As many of you head to the theaters around Oscar season and Black History Month, I ask you to watch for those foot soldiers for justice and consider this: In New York City, more than 90 percent of fast-food workers are people of color. Most of them earn $8.75 per hour, or around $150 per week, even though they work for a multibillion-dollar industry. Every day they wake up is another day they have to scrimp and save to get by, literally opening the cupboards and the refrigerator and seeing nothing but empty shelves.

Many fast-food workers have to rely on food stamps and Medicaid to get by. In 2013, the public cost of low-wage fast-food jobs in New York was the second highest in the nation, at $708 million annually. That doesn’t make any sense. It doesn’t make sense for those employed in fast food, and it doesn’t make any sense for our community. We should all have the luxury of teaching our children that our country values our labor, and that hard work will equal success one day. 

One way to do that is to take to the streets and fight for what we believe in. By standing shoulder to shoulder with tens of thousands of workers and allies, from airport workers and convenience store workers to students and, yes, members of clergy—today’s foot soldiers for justice—we can teach the next generation that there is a role in history for everyone and that we can achieve great things if we fight for them.

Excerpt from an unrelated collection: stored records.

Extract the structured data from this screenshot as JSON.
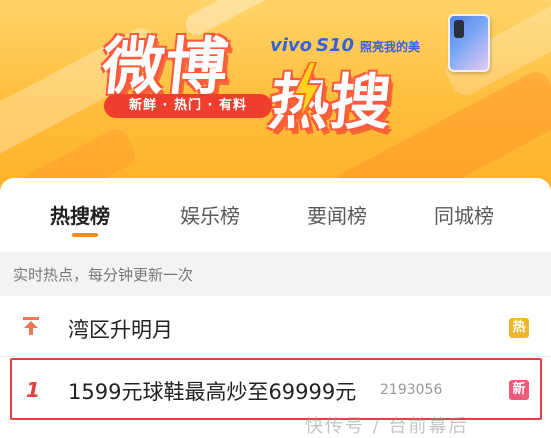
{
  "banner": {
    "title_part1": "微博",
    "title_part2": "热搜",
    "slogan": "新鲜 · 热门 · 有料",
    "sponsor_brand": "vivo",
    "sponsor_model": "S10",
    "sponsor_slogan": "照亮我的美"
  },
  "tabs": [
    {
      "label": "热搜榜",
      "active": true
    },
    {
      "label": "娱乐榜",
      "active": false
    },
    {
      "label": "要闻榜",
      "active": false
    },
    {
      "label": "同城榜",
      "active": false
    }
  ],
  "subtitle": "实时热点，每分钟更新一次",
  "items": [
    {
      "rank": "",
      "title": "湾区升明月",
      "count": "",
      "badge": "热",
      "badge_color": "#f0b52f"
    },
    {
      "rank": "1",
      "title": "1599元球鞋最高炒至69999元",
      "count": "2193056",
      "badge": "新",
      "badge_color": "#ee5a7a"
    }
  ],
  "colors": {
    "accent": "#ff8a1a",
    "highlight_border": "#e0413b",
    "top_icon": "#ea7a55"
  },
  "watermark": "快传号 / 台前幕后"
}
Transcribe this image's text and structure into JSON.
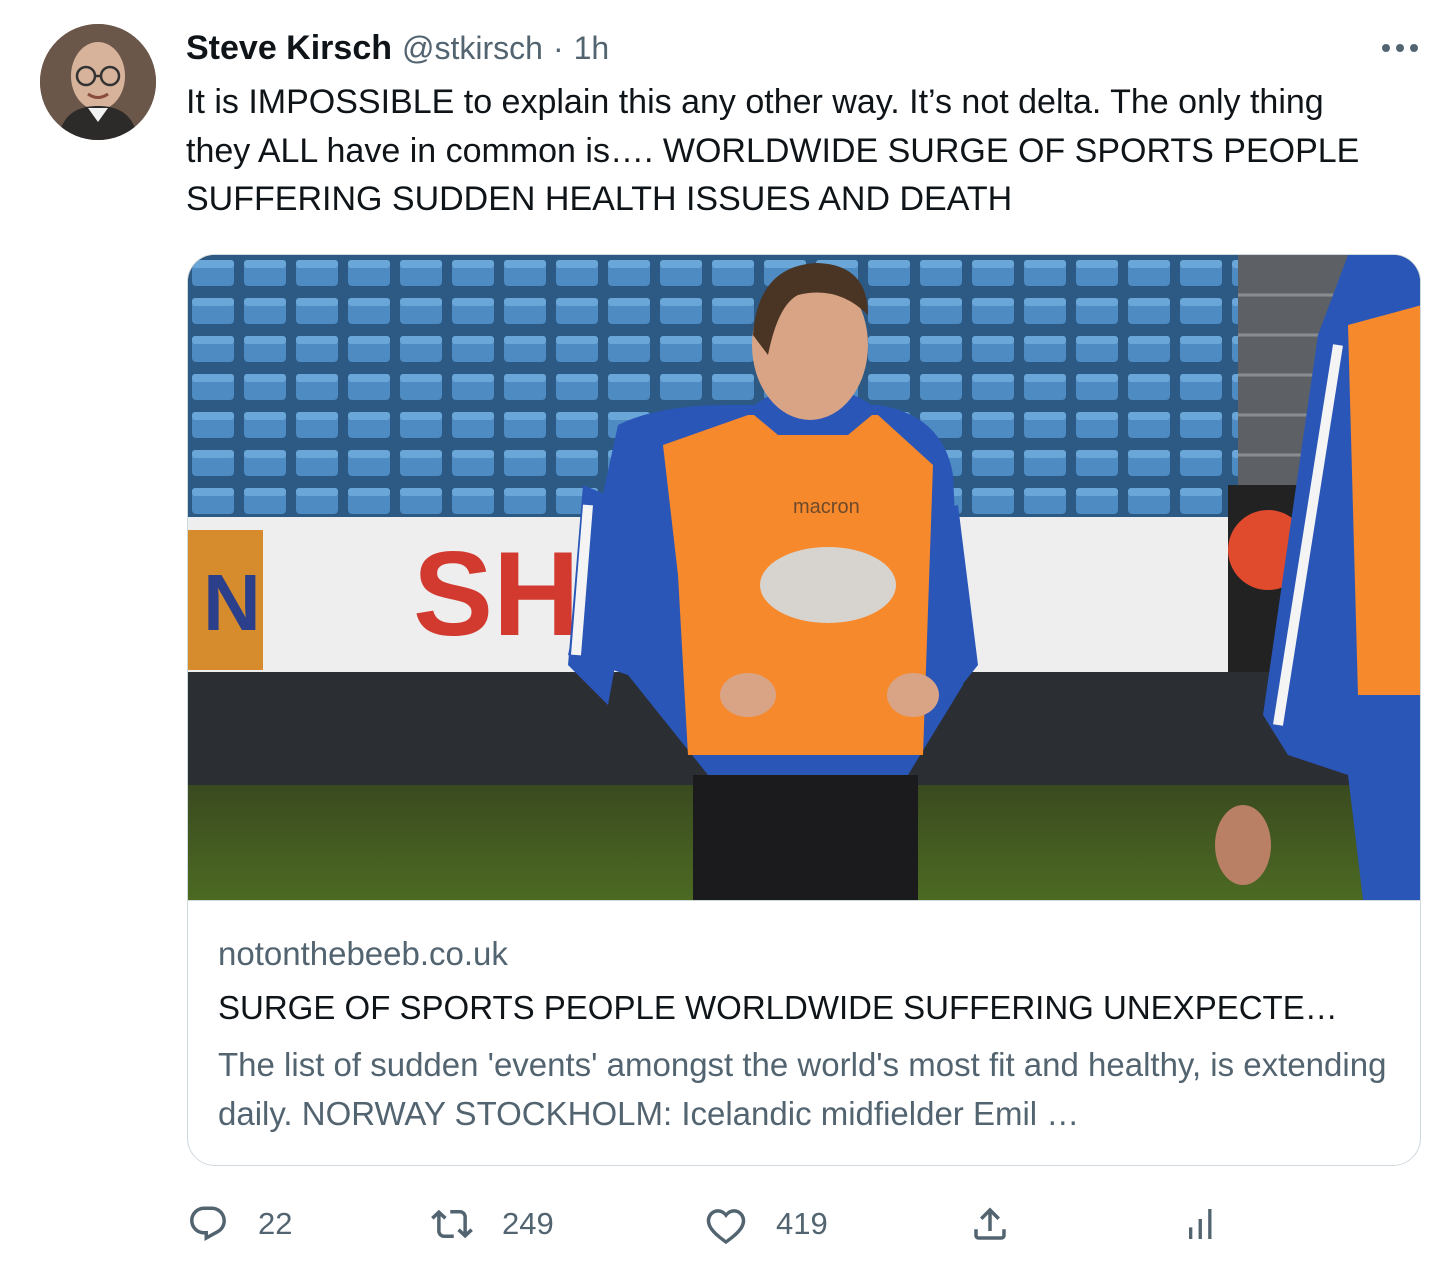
{
  "tweet": {
    "author_name": "Steve Kirsch",
    "handle": "@stkirsch",
    "separator": "·",
    "time": "1h",
    "text": "It is IMPOSSIBLE to explain this any other way.  It’s not delta. The only thing they ALL have in common is…. WORLDWIDE SURGE OF SPORTS PEOPLE SUFFERING SUDDEN HEALTH ISSUES AND DEATH"
  },
  "card": {
    "image_sign_text": "SH",
    "image_side_letter": "N",
    "bib_brand": "macron",
    "domain": "notonthebeeb.co.uk",
    "title": "SURGE OF SPORTS PEOPLE WORLDWIDE SUFFERING UNEXPECTE…",
    "description": "The list of sudden 'events' amongst the world's most fit and healthy, is extending daily. NORWAY STOCKHOLM: Icelandic midfielder Emil …"
  },
  "actions": {
    "reply_count": "22",
    "retweet_count": "249",
    "like_count": "419"
  },
  "colors": {
    "text_primary": "#0f1419",
    "text_secondary": "#536471",
    "border": "#cfd9de"
  },
  "icons": [
    "more-icon",
    "reply-icon",
    "retweet-icon",
    "like-icon",
    "share-icon",
    "analytics-icon"
  ]
}
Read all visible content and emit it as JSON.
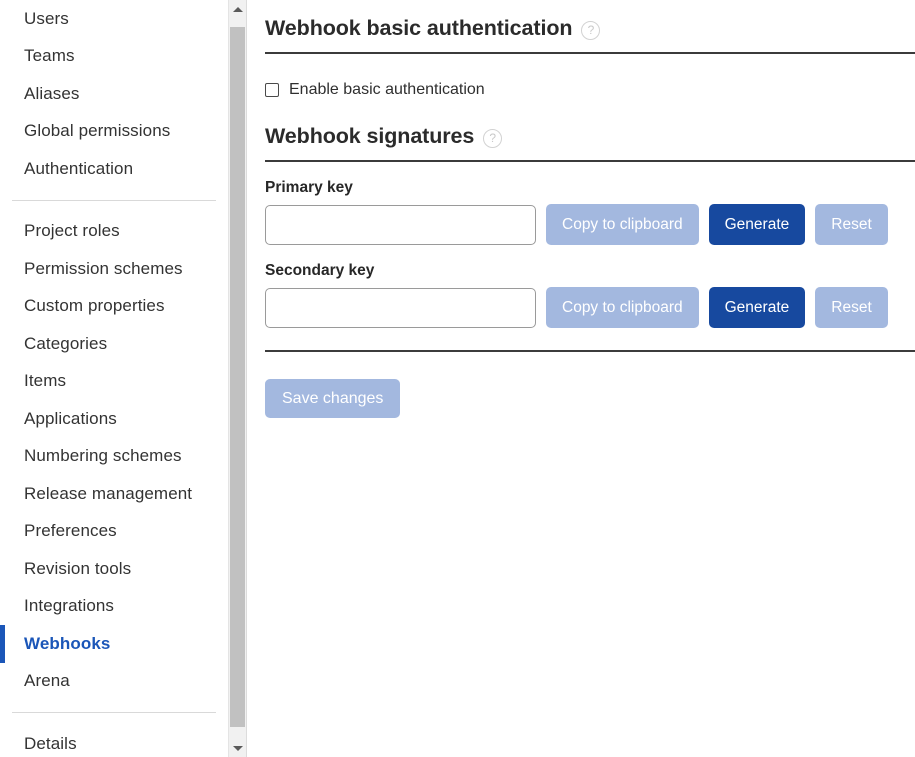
{
  "sidebar": {
    "groups": [
      {
        "items": [
          {
            "label": "Users",
            "active": false
          },
          {
            "label": "Teams",
            "active": false
          },
          {
            "label": "Aliases",
            "active": false
          },
          {
            "label": "Global permissions",
            "active": false
          },
          {
            "label": "Authentication",
            "active": false
          }
        ]
      },
      {
        "items": [
          {
            "label": "Project roles",
            "active": false
          },
          {
            "label": "Permission schemes",
            "active": false
          },
          {
            "label": "Custom properties",
            "active": false
          },
          {
            "label": "Categories",
            "active": false
          },
          {
            "label": "Items",
            "active": false
          },
          {
            "label": "Applications",
            "active": false
          },
          {
            "label": "Numbering schemes",
            "active": false
          },
          {
            "label": "Release management",
            "active": false
          },
          {
            "label": "Preferences",
            "active": false
          },
          {
            "label": "Revision tools",
            "active": false
          },
          {
            "label": "Integrations",
            "active": false
          },
          {
            "label": "Webhooks",
            "active": true
          },
          {
            "label": "Arena",
            "active": false
          }
        ]
      },
      {
        "items": [
          {
            "label": "Details",
            "active": false
          }
        ]
      }
    ],
    "scrollbar": {
      "up_arrow": "scroll-up-arrow",
      "down_arrow": "scroll-down-arrow"
    },
    "active_accent_color": "#1b56b8"
  },
  "main": {
    "basic_auth": {
      "title": "Webhook basic authentication",
      "help_glyph": "?",
      "checkbox_label": "Enable basic authentication",
      "checkbox_checked": false
    },
    "signatures": {
      "title": "Webhook signatures",
      "help_glyph": "?",
      "primary": {
        "label": "Primary key",
        "value": "",
        "placeholder": "",
        "copy_label": "Copy to clipboard",
        "generate_label": "Generate",
        "reset_label": "Reset"
      },
      "secondary": {
        "label": "Secondary key",
        "value": "",
        "placeholder": "",
        "copy_label": "Copy to clipboard",
        "generate_label": "Generate",
        "reset_label": "Reset"
      }
    },
    "save_label": "Save changes",
    "colors": {
      "primary_button": "#17499f",
      "muted_button": "#a3b8df",
      "rule": "#3c3c3c"
    }
  }
}
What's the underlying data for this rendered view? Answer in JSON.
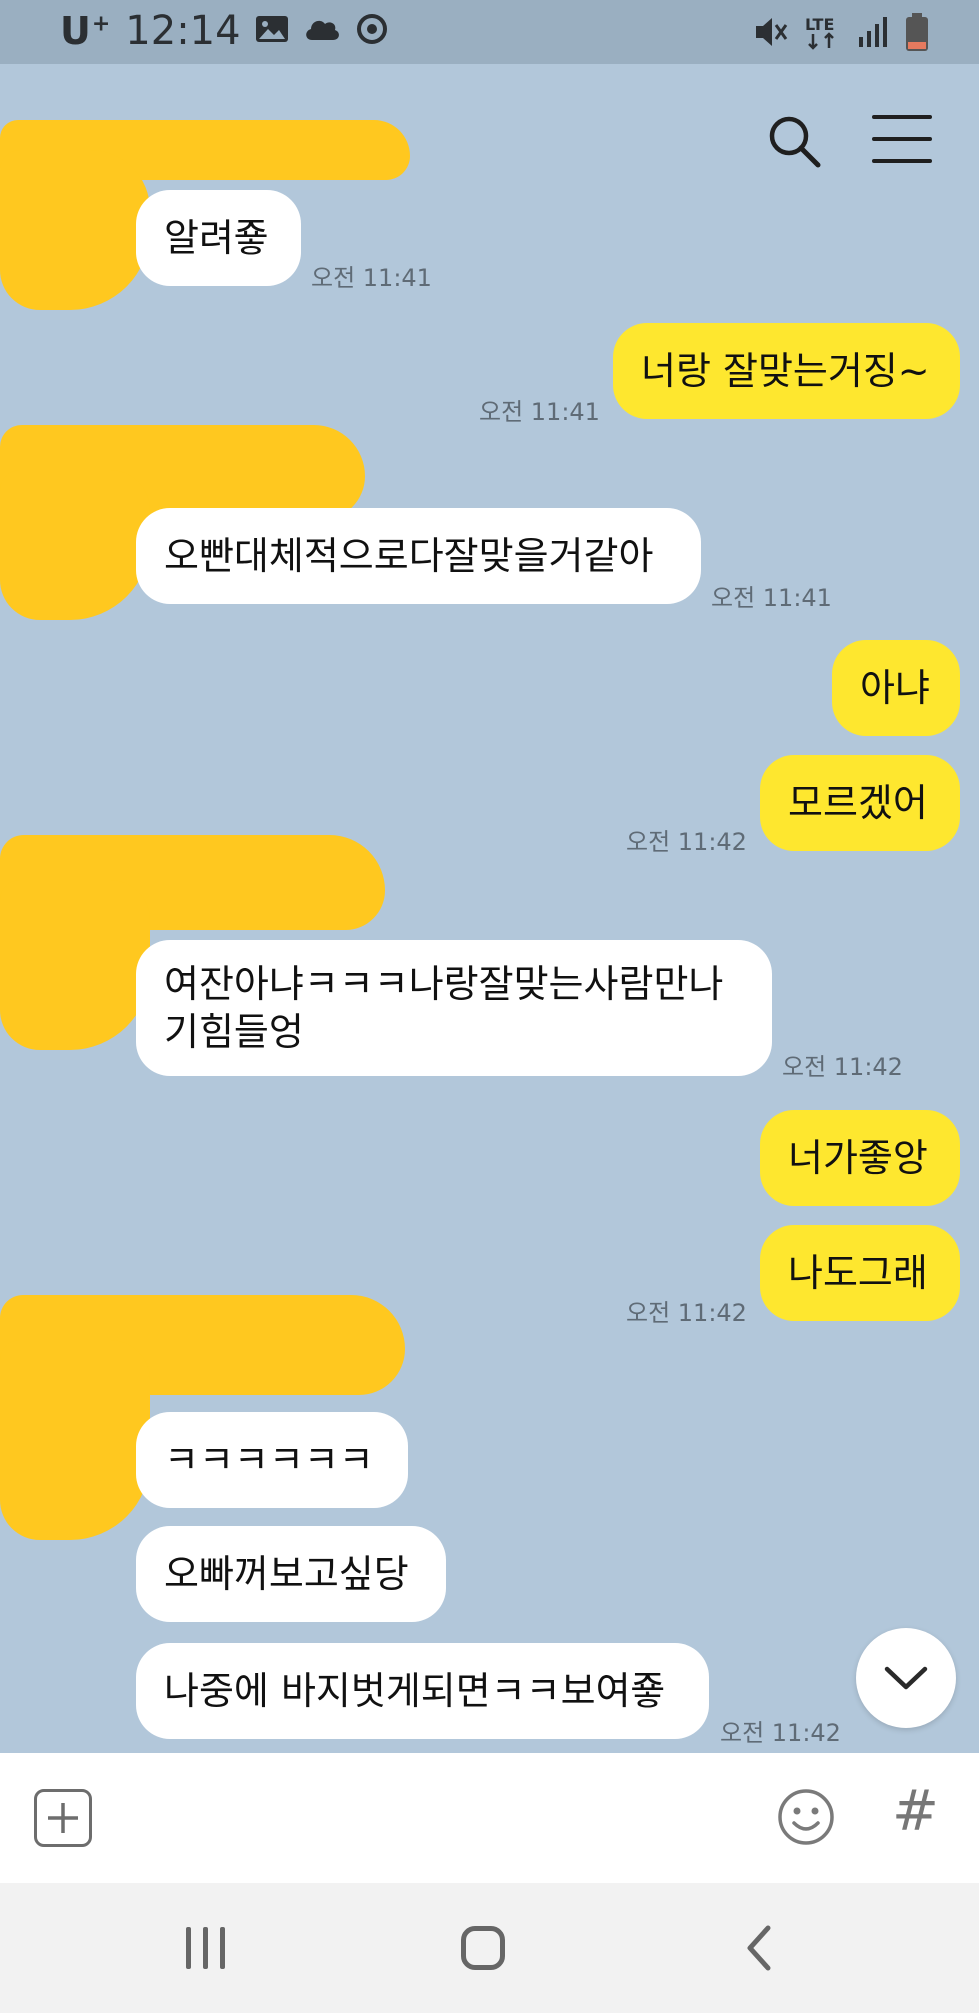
{
  "status_bar": {
    "carrier": "U",
    "carrier_plus": "+",
    "time": "12:14",
    "network": "LTE",
    "icons": [
      "gallery-icon",
      "cloud-icon",
      "sync-icon",
      "mute-icon",
      "lte-icon",
      "signal-icon",
      "battery-icon"
    ]
  },
  "colors": {
    "background": "#b2c7da",
    "sent_bubble": "#fee72f",
    "received_bubble": "#ffffff",
    "redaction": "#ffc81f"
  },
  "messages": [
    {
      "side": "received",
      "text": "알려죻",
      "time": "오전 11:41"
    },
    {
      "side": "sent",
      "text": "너랑 잘맞는거징~",
      "time": "오전 11:41"
    },
    {
      "side": "received",
      "text": "오빤대체적으로다잘맞을거같아",
      "time": "오전 11:41"
    },
    {
      "side": "sent",
      "text": "아냐",
      "time": ""
    },
    {
      "side": "sent",
      "text": "모르겠어",
      "time": "오전 11:42"
    },
    {
      "side": "received",
      "text_line1": "여잔아냐ㅋㅋㅋ나랑잘맞는사람만나",
      "text_line2": "기힘들엉",
      "time": "오전 11:42"
    },
    {
      "side": "sent",
      "text": "너가좋앙",
      "time": ""
    },
    {
      "side": "sent",
      "text": "나도그래",
      "time": "오전 11:42"
    },
    {
      "side": "received",
      "text": "ㅋㅋㅋㅋㅋㅋ",
      "time": ""
    },
    {
      "side": "received",
      "text": "오빠꺼보고싶당",
      "time": ""
    },
    {
      "side": "received",
      "text": "나중에 바지벗게되면ㅋㅋ보여죻",
      "time": "오전 11:42"
    }
  ],
  "composer": {
    "attach_icon": "plus-square-icon",
    "emoji_icon": "smiley-icon",
    "hashtag": "#"
  }
}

If we learn anything from the legacy of King and his allies, it is that a just movement grows. It inspires. It sets off like wildfire. A small but powerful movement that started here in New York City with 200 workers has stepped up from San Francisco to London, in 190 cities and 30 countries around the world. And, if we stand together, I believe we can win.

I ask you, in this spirit, to stand with us. Stand with us to demand respect. Stand with us to demand a living wage for fast-food workers across the nation. Stand with us as a foot soldier for justice. 

The Rev. Que English is senior pastor at Bronx Christian Fellowship Church and cofounder of the New York Clergy Roundtable.